Top 50 teacher Kevin Weeks says Woods' technique is dramatically different now than it was at the beginning of 2015 -- to the point that he could well have bypassed any yips issue by creating a new mental pattern. Making a dramatic technical change -- and putting new wedges with more bounce into play -- was a critically important decision. Had he decided to try to grind it out with his old technique, he would probably still be in layaway in Jupiter, Fla.

Weeks made the video below to illustrate the main technical differences between his old and new chipping motions — namely, different body motion and maintaining the true loft on the club through impact with less forward shaft lean.

"He looks like a different guy," says Weeks, who is the director of instruction at Cog Hill Golf & Country Club in Lemont, Ill., and is a short-game teacher to a half dozen PGA Tour players. "His shoulders used to be very steep, and he didn't have much wrist hinge. His swing was V-shaped, and he had to push his hands forward to try to create a longer flat spot at the bottom of the swing. But when the hands are forward like that, it exposes the leading edge of the club to the ground. If you hit the ground too early, you're going to dig in and chunk it."

Now, Woods is using a much "flatter" short-game swing. His shoulders are working more horizontally, and he's turning his body much more. The butt of the club stays pointed at the center of his body throughout the swing, which keeps the true loft on the club and the bounce exposed to the ground. "Now, he can make contact with no manipulation of his hands. His strikes at Augusta were really clean, with no divot, which means he was really using the bounce."

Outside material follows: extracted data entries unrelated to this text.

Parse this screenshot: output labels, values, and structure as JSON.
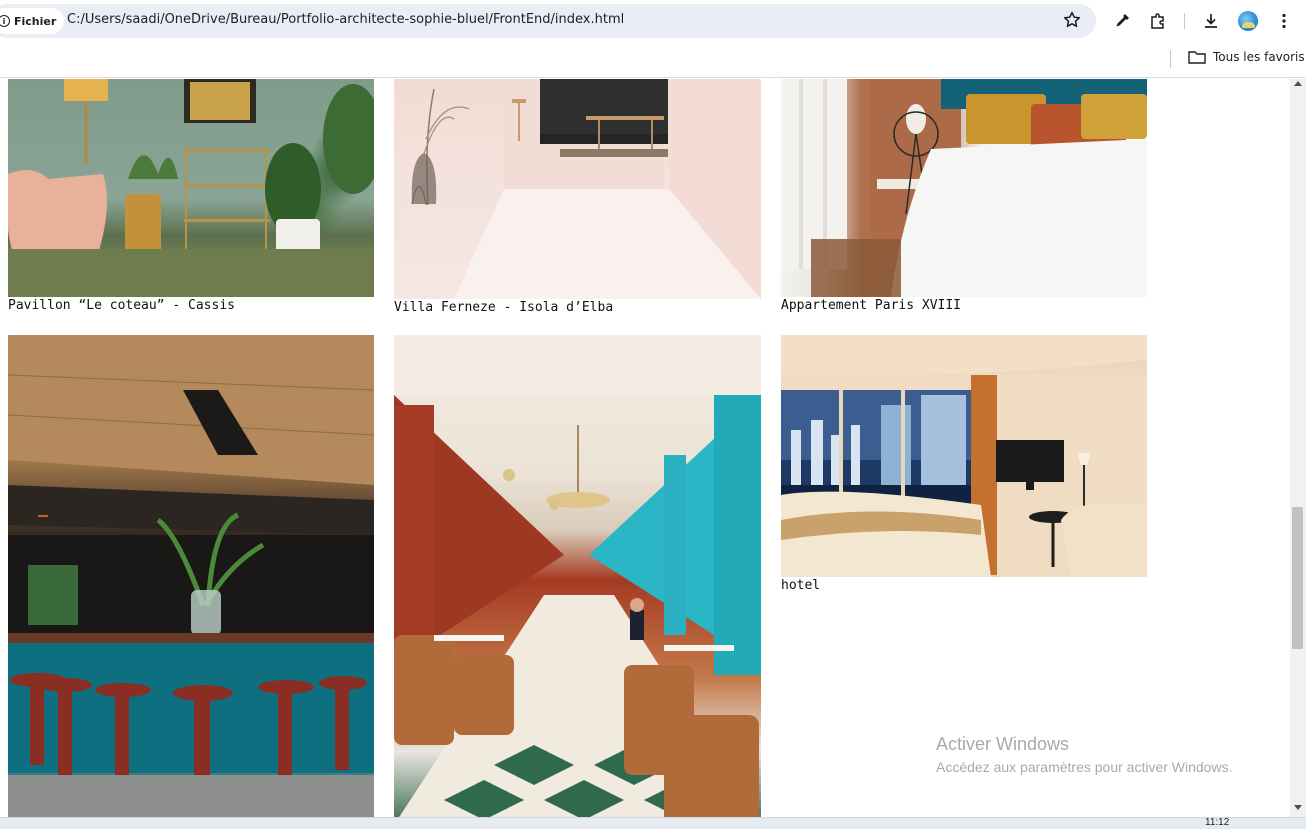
{
  "browser": {
    "site_chip_label": "Fichier",
    "url": "C:/Users/saadi/OneDrive/Bureau/Portfolio-architecte-sophie-bluel/FrontEnd/index.html",
    "all_favorites_label": "Tous les favoris",
    "icons": [
      "info-icon",
      "star-icon",
      "eyedropper-icon",
      "extensions-icon",
      "download-icon",
      "profile-avatar",
      "more-menu-icon",
      "folder-icon"
    ]
  },
  "gallery": {
    "items": [
      {
        "caption": "Pavillon “Le coteau” - Cassis"
      },
      {
        "caption": "Villa Ferneze - Isola d’Elba"
      },
      {
        "caption": "Appartement Paris XVIII"
      },
      {
        "caption": ""
      },
      {
        "caption": ""
      },
      {
        "caption": "hotel"
      }
    ]
  },
  "watermark": {
    "title": "Activer Windows",
    "subtitle": "Accédez aux paramètres pour activer Windows."
  },
  "taskbar": {
    "clock": "11:12"
  }
}
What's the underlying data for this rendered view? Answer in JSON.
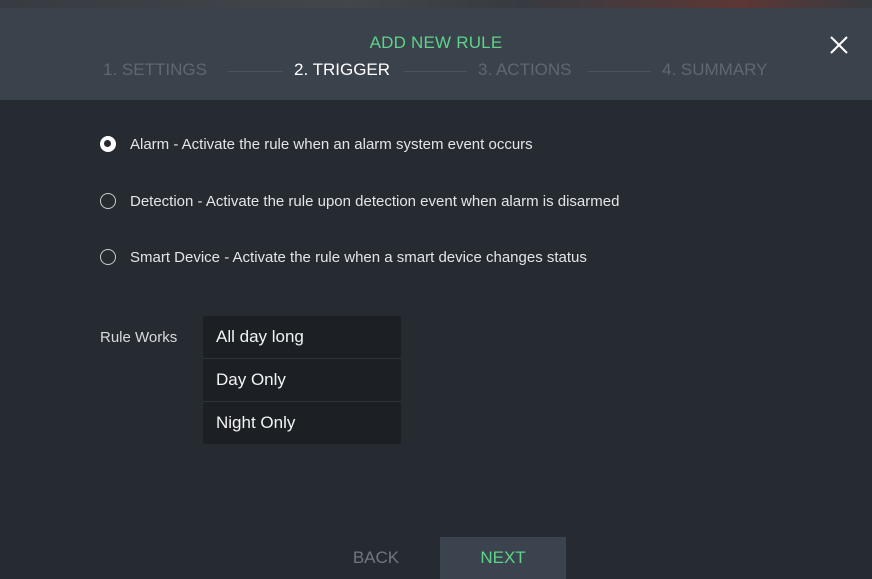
{
  "dialog": {
    "title": "ADD NEW RULE",
    "close_icon": "close-icon"
  },
  "steps": [
    {
      "label": "1. SETTINGS",
      "state": "inactive"
    },
    {
      "label": "2. TRIGGER",
      "state": "active"
    },
    {
      "label": "3. ACTIONS",
      "state": "inactive"
    },
    {
      "label": "4. SUMMARY",
      "state": "inactive"
    }
  ],
  "triggers": [
    {
      "label": "Alarm - Activate the rule when an alarm system event occurs",
      "selected": true
    },
    {
      "label": "Detection - Activate the rule upon detection event when alarm is disarmed",
      "selected": false
    },
    {
      "label": "Smart Device - Activate the rule when a smart device changes status",
      "selected": false
    }
  ],
  "rule_works": {
    "label": "Rule Works",
    "options": [
      "All day long",
      "Day Only",
      "Night Only"
    ]
  },
  "footer": {
    "back_label": "BACK",
    "next_label": "NEXT"
  },
  "colors": {
    "accent": "#5fd38a",
    "header_bg": "#3a424c",
    "body_bg": "#262b31",
    "option_bg": "#1c2025"
  }
}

Other teachers, like Hank Haney, were impressed with the improvements, but say the jury is still out on whether the yips are gone -- or just on vacation. "Tiger had a great short game. He still does have a great short game -- when he doesn't yip it," Haney said in the April Golf Digest. "Even if he has days where it looks like it's improving, it doesn't mean the yips are gone. They might go into remission, but they're still there."

It'll be hard to truly know until the end of the spring, when Woods finally tees it up again, most likely at the Players.